Umstritten bleibt: Macht das Ausbleiben von Nikotin sie wirklich weniger riskant?
Rauchen bleibt schädlich – auch ohne Nikotin
Der US-Mediziner Richard J. O’Connor zeigt in einer Studie: Raucher überschätzen die Unbedenklichkeit von Kräuterzigaretten. Viele halten sie für gesünder, als wissenschaftliche Daten belegen.
Der unscharfe Begriff trägt dazu bei: Manche Produkte enthalten nur teilweise Kräuter plus Tabak. Chinesische Krebsforscher stuft solche Mischzigaretten als ebenso krebserregend und suchterzeugend ein wie normale. In O’Connors Studie wurden oft solche Hybride als "gesünder" genannt. Wählen Sie daher ausschließlich 100% nikotinfreie Kräuterzigaretten.
Reine Kräuterzigaretten fehlen Nikotinrisiken wie verengte Gefäße, die Herzinfarkt- oder Schlaganfallgefahr steigern. Doch "weniger schädlich" heißt nicht "gesund": Beim Verbrennen entstehen weiterhin Schadstoffe wie:
- Benzol
- Phenole
- Schwermetalle
- Kohlenmonoxid
Das Portal "rauchfrei!" der Bundeszentrale für gesundheitliche Aufklärung bestätigt: Kräuterzigaretten erzeugen dieselbe Kohlenmonoxid-Menge wie Tabakzigaretten. Das Gesundheitsrisiko bleibt bestehen.
Sind Kräuterzigaretten hilfreich beim Rauchstopp?

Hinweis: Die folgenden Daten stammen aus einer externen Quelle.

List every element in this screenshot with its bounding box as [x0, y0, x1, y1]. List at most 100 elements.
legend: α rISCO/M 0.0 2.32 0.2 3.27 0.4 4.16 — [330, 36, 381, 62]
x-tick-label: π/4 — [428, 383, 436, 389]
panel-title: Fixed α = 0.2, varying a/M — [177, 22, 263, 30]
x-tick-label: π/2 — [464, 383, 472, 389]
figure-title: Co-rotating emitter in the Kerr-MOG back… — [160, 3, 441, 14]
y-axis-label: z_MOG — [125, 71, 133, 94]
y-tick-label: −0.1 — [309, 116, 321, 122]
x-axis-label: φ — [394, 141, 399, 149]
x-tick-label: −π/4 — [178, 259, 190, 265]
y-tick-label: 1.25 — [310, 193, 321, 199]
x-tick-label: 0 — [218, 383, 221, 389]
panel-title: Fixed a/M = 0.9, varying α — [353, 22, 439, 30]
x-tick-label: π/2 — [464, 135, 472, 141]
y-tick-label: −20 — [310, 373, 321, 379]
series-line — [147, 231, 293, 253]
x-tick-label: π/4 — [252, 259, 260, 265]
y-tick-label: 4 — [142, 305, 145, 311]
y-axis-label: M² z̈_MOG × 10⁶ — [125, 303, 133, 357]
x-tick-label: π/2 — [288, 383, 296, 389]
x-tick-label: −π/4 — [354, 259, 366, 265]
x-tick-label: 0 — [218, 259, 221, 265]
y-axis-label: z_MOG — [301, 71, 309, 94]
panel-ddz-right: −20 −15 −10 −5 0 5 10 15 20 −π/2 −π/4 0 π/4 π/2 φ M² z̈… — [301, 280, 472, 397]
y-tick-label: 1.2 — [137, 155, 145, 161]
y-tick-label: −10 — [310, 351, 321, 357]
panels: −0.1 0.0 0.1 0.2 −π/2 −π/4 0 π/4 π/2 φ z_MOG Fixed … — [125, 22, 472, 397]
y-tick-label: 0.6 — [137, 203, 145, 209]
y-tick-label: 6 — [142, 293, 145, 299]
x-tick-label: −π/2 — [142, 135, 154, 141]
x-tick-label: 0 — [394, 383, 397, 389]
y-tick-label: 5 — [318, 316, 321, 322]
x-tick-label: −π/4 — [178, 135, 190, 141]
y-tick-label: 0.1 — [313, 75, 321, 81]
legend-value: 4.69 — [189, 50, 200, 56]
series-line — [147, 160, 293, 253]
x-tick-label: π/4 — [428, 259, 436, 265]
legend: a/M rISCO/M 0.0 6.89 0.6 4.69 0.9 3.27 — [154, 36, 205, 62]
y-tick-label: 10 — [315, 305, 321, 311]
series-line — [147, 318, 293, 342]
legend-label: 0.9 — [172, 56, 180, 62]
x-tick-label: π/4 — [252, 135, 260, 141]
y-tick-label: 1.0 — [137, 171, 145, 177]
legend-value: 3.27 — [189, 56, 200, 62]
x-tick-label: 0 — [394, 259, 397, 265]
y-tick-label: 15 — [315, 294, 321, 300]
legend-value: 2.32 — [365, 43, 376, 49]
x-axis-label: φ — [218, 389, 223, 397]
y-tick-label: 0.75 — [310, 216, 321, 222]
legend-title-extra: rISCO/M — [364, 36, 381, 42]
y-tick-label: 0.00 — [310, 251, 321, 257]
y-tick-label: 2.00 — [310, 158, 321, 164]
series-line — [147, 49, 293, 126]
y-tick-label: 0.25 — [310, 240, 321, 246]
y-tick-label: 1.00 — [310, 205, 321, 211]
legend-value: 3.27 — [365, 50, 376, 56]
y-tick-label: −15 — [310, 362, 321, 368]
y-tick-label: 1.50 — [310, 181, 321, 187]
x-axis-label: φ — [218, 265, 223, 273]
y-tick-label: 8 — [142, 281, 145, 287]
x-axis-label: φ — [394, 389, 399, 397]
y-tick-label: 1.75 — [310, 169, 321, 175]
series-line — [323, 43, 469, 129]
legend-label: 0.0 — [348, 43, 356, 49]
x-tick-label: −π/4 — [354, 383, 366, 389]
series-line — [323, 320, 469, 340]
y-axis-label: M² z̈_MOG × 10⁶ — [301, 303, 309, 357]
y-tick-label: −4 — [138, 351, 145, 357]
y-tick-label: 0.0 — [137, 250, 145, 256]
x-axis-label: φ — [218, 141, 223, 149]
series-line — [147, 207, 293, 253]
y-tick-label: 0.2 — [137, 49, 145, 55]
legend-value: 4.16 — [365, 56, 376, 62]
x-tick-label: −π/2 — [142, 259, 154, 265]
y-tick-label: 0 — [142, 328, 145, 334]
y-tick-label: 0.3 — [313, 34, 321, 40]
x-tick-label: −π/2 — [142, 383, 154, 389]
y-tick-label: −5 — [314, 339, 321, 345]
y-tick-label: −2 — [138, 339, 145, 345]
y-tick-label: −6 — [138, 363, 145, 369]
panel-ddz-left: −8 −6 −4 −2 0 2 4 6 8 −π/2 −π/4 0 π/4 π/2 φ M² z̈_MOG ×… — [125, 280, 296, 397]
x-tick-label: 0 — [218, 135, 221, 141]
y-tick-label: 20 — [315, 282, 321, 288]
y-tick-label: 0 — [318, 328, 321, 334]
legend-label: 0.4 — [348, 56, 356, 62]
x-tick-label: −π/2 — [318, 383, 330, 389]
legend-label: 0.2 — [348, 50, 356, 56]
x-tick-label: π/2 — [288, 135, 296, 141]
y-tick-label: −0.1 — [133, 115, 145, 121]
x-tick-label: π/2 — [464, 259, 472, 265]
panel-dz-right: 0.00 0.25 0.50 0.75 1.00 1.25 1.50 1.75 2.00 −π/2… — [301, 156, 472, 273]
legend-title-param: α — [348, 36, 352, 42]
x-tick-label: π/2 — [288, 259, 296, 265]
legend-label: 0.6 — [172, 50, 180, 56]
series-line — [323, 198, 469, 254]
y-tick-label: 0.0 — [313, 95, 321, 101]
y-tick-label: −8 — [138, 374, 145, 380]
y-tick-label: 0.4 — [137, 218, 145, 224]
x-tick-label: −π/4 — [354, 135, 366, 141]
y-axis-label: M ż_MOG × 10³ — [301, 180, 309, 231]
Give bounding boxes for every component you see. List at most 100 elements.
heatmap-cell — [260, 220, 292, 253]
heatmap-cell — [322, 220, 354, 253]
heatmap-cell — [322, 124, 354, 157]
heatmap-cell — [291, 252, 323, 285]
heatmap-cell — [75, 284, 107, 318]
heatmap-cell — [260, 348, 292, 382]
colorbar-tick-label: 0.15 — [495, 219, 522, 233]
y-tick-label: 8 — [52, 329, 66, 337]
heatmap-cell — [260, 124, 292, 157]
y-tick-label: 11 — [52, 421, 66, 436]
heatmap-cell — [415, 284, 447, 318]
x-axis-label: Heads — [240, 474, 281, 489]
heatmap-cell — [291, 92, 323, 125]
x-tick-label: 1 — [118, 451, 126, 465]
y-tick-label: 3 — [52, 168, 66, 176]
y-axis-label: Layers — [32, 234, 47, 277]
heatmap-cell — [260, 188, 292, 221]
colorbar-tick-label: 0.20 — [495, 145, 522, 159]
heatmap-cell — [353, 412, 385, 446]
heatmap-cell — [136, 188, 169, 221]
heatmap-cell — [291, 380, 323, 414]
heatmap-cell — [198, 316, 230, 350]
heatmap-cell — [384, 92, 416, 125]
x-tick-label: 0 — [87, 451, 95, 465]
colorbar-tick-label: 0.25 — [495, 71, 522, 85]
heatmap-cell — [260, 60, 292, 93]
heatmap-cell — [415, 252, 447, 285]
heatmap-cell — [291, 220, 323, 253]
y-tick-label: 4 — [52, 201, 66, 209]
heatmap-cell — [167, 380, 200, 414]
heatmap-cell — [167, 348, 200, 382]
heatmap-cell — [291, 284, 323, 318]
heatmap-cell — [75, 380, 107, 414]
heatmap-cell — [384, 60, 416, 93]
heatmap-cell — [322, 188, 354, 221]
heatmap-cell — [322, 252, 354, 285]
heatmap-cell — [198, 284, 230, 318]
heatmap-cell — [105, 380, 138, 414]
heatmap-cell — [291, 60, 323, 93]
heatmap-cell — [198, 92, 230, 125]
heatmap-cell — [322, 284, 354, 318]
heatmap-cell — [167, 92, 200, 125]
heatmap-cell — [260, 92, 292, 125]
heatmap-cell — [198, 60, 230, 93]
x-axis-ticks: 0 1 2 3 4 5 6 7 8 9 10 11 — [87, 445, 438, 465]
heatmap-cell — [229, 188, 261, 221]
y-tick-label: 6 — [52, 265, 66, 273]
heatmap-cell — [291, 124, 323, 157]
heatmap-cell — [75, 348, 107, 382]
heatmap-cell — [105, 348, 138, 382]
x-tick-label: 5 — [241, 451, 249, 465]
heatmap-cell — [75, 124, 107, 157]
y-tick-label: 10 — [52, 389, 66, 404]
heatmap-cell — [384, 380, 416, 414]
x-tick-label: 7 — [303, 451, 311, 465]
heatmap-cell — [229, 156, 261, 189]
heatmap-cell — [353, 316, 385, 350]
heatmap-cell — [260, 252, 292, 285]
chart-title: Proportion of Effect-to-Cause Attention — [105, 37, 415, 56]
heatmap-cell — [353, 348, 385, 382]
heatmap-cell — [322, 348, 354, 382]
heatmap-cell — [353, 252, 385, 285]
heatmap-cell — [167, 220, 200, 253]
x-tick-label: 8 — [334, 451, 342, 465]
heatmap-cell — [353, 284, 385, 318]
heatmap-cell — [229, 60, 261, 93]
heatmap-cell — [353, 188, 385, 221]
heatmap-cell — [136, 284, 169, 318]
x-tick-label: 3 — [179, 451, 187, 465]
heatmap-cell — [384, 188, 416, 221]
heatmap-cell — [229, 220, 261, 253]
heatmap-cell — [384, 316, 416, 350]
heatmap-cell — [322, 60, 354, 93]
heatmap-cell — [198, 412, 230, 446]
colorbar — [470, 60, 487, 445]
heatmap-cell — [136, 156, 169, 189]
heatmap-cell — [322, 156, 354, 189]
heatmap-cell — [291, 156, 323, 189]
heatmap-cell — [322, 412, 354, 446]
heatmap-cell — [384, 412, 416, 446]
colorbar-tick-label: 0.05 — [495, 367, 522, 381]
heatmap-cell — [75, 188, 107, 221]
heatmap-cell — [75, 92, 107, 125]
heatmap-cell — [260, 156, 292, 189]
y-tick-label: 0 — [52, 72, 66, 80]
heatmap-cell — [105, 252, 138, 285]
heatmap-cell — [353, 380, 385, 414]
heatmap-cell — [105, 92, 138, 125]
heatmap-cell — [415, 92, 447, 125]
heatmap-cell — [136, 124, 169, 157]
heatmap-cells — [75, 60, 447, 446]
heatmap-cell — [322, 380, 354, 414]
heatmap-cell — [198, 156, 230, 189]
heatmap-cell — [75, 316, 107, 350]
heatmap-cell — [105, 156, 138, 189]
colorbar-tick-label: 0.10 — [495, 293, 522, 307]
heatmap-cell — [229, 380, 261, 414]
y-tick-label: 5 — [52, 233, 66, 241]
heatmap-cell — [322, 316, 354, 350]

Sie sollen die Entwöhnung erleichtern und langfristig zum Verzicht führen. Doch Studien zur Wirksamkeit fehlen weitgehend. Experten zweifeln: Bei Langzeitrauchern hält das Ritual die psychische Abhängigkeit aufrecht und könnte eine neue Gewohnheit schaffen – warnt Nichtraucherhelden.de.
Erfahrungen sind subjektiv. Klar ist: Auch Ersatzprodukte schaden langfristig. Seien Sie sich dessen bewusst.
Für den Rauchstopp gibt es bessere Wege: Eine Verhaltenstherapie bietet professionelle Unterstützung und höhere Erfolgschancen.